BAB I PENDAHULUAN
1.1. Latar Belakang Permasalahan
Keseimbangan lintasan perakitan berhubungan erat dengan produksi massal. Sejumlah pekerjaan perakitan dikelompokkan kedalam beberapa pusat-
pusat kerja, yang untuk selanjutnya disebut dengan work center. Waktu yang diizinkan untuk menyelesaikan elemen pekerjaan ditentukan oleh kecepatan
perakitan. Seluruh work center sedapat mungkin harus memiliki waktu siklus yang sama. Bila suatu work center memiliki waktu dibawah waktu siklus
idealnya, maka stasiun tersebut akan memiliki waktu menganggur, sedangkan bila work center memiliki waktu diatas waktu siklus idealnya, maka stasiun tersebut
tidak mampu mencapai target produksi. Pengaturan dan perencanaan elemen kerja yang tidak tepat mengakibatkan setiap work center di lintasan perakitan
mempunyai kecepatan produksi yang berbeda. Akibat selanjutnya adalah terjadi penumpukan material diantara work center dan kecepatan produksi diantara work
center yang tidak berimbang. Hal seperti inilah yang harus mempertimbangkan keseimbangan dari lintasan perakitan atau yang sering disebut dengan Line
Balancing. Line Balancing
adalah upaya untuk meminimumkan ketidakseimbangan di antara mesin-mesin atau personil untuk mendapatkan waktu
yang sama di setiap work center sesuai dengan kecepatan produksi yang diinginkan dan meminimisasi waktu menganggur ditiap work center, sehingga
dicapai efisiensi kerja yang tinggi pada setiap work center.

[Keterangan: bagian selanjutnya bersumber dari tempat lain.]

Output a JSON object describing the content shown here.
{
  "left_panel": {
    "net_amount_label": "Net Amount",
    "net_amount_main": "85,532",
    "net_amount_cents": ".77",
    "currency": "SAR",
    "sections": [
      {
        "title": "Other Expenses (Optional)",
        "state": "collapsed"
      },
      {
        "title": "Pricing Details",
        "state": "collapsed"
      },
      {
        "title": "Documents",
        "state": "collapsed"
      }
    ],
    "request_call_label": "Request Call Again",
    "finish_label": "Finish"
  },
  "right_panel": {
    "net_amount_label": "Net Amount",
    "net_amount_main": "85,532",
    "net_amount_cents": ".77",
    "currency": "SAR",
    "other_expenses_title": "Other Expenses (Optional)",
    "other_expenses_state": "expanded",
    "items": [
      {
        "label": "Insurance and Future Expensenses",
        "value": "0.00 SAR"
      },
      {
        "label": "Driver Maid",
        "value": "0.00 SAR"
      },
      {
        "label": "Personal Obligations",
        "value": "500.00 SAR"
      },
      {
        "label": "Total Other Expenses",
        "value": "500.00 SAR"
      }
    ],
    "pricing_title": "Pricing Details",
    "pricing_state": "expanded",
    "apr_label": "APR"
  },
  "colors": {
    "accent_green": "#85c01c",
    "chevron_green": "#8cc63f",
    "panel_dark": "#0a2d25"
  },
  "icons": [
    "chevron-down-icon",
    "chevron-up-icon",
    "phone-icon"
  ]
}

Salah satu perusahaan elektronik yang berlokasi di Jakarta memiliki tujuh business unit departemen yaitu Audio, Electric Fan, Water Pump, Refrigerator,
Loundry System, Production Engineering Center dan Air Conditioner. Produk yang dihasilkan memiliki kualitas ekspor dengan standar yang telah ditentukan
yaitu standar ISO dan standar pengujian di bagian Quality Assurance. Perusahaan ini bersifat make to order dengan pemesanan produk yang senantiasa ada disetiap
periodenya. Berdasarkan hasil pengamatan di lapangan dan wawancara dengan pihak
perusahaan, proses produksi yang terjadi pada lintasan perakitan Radio Model R di bagian Final Assembly dari Audio Business Unit belum terlaksana secara
optimal. Hal ini terlihat dengan adanya operator yang memiliki perkerjaan yang sedikit dan mampu diselesaikan dalam waktu yang lebih singkat dibandingkan
dengan operator lainnya yang memiliki pekerjaan yang lebih banyak dan memerlukan waktu yang lebih lama, sehingga akan terjadi penumpukan material
pada operator yang memiliki waktu pekerjaan yang lebih lama. Penumpukan sering terjadi di work center III, work center V, work center VII dan work center
X. Semua work center memiliki waktu stasiun kerja yang tidak berimbang dan beberapa work center memiliki waktu di bawah waktu siklus idealnya, sehingga
waktu menganggur dari setiap work center cukup tinggi serta terdapat work center yang memiliki waktu proses melebihi waktu siklus idealnya yaitu work center I
dan III sehingga target produksi tidak tercapai. Selain itu, terdapat beberapa kegiatan yang diangap non value added yang tentunya kegiatan ini akan
meningkatkan waktu proses produksi. Misalnya, kegiatan mengambil front
cabinet dari box. Pada saat kegiatan tersebut, operator mengalami kesulitan karena harus melakukan kegiatan pencarian search, hal ini dikarenakan miramat
pembungkus bekas front cabinet diletakkan kembali kedalam box tersebut. Kondisi-kondisi tersebut mengakibatkan tingginya waktu proses dan adanya
penambahan jam kerja lembur overtime yang dilakukan oleh pihak perusahaan guna mencapai target produksi yang telah ditetapkan untuk memenuhi permintaan
konsumen. Penelitian sebelumnya yang dilakukan oleh Teguh Baroto terhadap
masalah line balancing yaitu “Simulasi Perbandingan Algoritma Region Approach, Positional Weight, dan Moodie Young dalam Efisiensi dan
Keseimbangan Lini Produksi” menyimpulkan bahwa dengan Algoritma Region Approach dimana kriteria precedence diagram yang dimulai tidak dari satu
operasi atau memiliki banyak operasi independen yang
selanjutnya bercabang menjadi dua atau lebih maka akan meningkatkan efisiensi lintasan yang lebih baik.
Berdasarkan kenyataan tersebut, maka perlu dilakukan suatu cara untuk menyeimbangkan lintasan perakitan dengan memperhatikan non value added
activity pada setiap elemen kerja yang dilakukan oleh operator.